WP: What would be your ideal mapmaking process? An independent commission? A panel of retired judges?
TW: I think an independent commission is good idea. But some good work is also being done on objective mathematic algorithms, saying here’s what we agree should go into fair maps. If you have fair-minded individuals working on the math, they can take those criteria and produce something neutral. There’s a great mathematician at Tufts working on this; some other researchers are working at that.
WP: Is there a risk for Democrats here? If the party wins control of states ahead of the next redistricting cycle, would it be giving away an advantage, the chance to draw favorable maps?
TW: It’d be far worse for Democrats if our democracy was overthrown and delegitimized. It’s not a partisan issue. Here’s an example: I’m a Phillies fan. If I go to a game, I don’t want my Phillies to get five strikes and the other guys to get three. I want them to win a fair contest. We have a bipartisan stake in health of our democracy.
WP: Have you talked to Eric Holder, who runs the National Democratic Redistricting Campaign, about this?
TW: Before the decision, I might have spoken to Holder once, to say I’m a supporter of fair maps, and he said we’re on same page.
WP: Have you been talking to other governors about what happened in Pennsylvania?

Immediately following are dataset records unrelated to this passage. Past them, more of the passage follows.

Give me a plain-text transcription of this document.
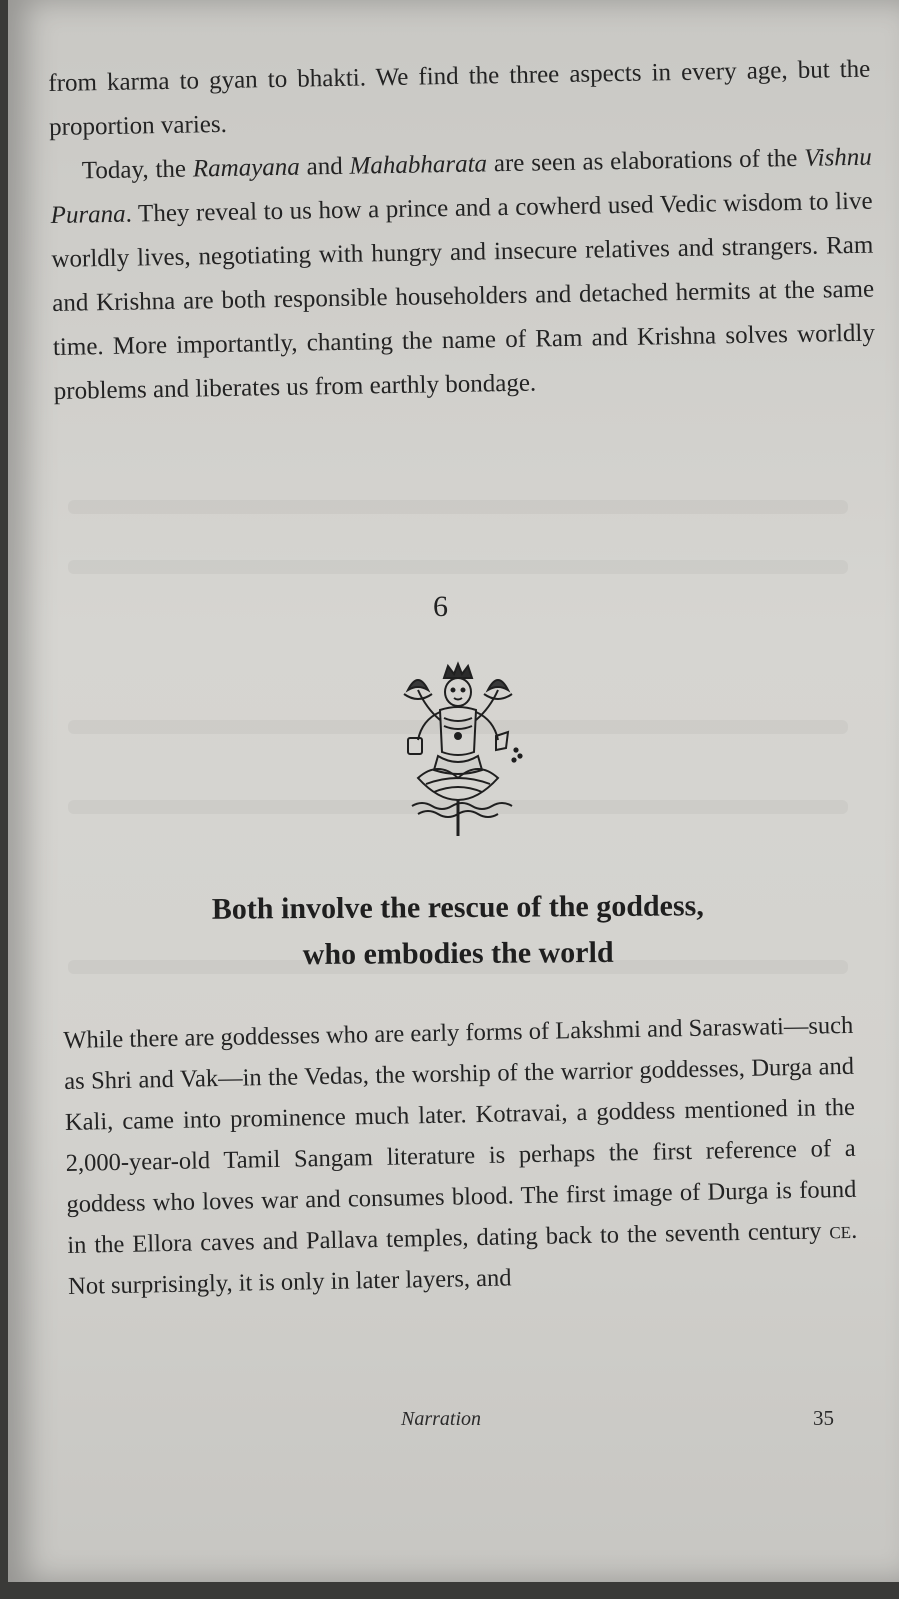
from karma to gyan to bhakti. We find the three aspects in every age, but the proportion varies.

Today, the Ramayana and Mahabharata are seen as elaborations of the Vishnu Purana. They reveal to us how a prince and a cowherd used Vedic wisdom to live worldly lives, negotiating with hungry and insecure relatives and strangers. Ram and Krishna are both responsible householders and detached hermits at the same time. More importantly, chanting the name of Ram and Krishna solves worldly problems and liberates us from earthly bondage.

6
Both involve the rescue of the goddess,
who embodies the world

While there are goddesses who are early forms of Lakshmi and Saraswati—such as Shri and Vak—in the Vedas, the worship of the warrior goddesses, Durga and Kali, came into prominence much later. Kotravai, a goddess mentioned in the 2,000-year-old Tamil Sangam literature is perhaps the first reference of a goddess who loves war and consumes blood. The first image of Durga is found in the Ellora caves and Pallava temples, dating back to the seventh century ce. Not surprisingly, it is only in later layers, and

Narration	35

TW: No, I haven’t, but to anybody who mentions the issue to me, I say I’ve studied this — by the way, the American Political Science Association said that [mine] was the best dissertation of that year. I’d point out that this lawsuit was brought by the League of Women Voters, not by Democrats.
WP: Does the Voting Rights Act need to be amended to bring this about? How do you handle the issue of majority-minority districts?
TW: You’ve got to be careful, but it’s not about the kind of map; it’s about outcomes. If you imagined a state tilted slightly toward Democrats, with 18 seats in the House, and only five held by Democrats — I’m talking about Pennsylvania, obviously — that doesn’t pass the smell test. Even if you didn’t have districts that look like Goofy kicking Donald Duck, I’m not sure how that works.
WP: But isn’t a lot of the slant against Democrats coming from geographic sorting? There are more and more Democratic votes in the suburbs and cities; there are less in rural areas.
TW: If people were sorting themselves out, you wouldn’t have to make maps that look like Goofy kicking Donald Duck.
WP: The constitution’s pretty clear on the district system, but what do you think of the idea — totally hypothetically — of electing the House by proportional representation?
WOLF: I understand the issue, and geographic representation is, in some ways, becoming more and more outdated. But I grew up in a small town, I live in that town, and geography matters to me. I’m not sure we, as human beings, have advanced so much that we’re thinking past geography.
WP: Are you going to launch any kind of national campaign to promote this in other states?
TW: I’m happy to make it an issue — but I want to be clear, I’m not the one making it an issue. It’s made by the voters. It’s an embarrassment. Your newspaper says the 7th District is one of the most gerrymandered in the United States. I’m very happy to be a standard-bearer in our democracy. I want to make it clear that the people of Pennsylvania are the ones leading this charge.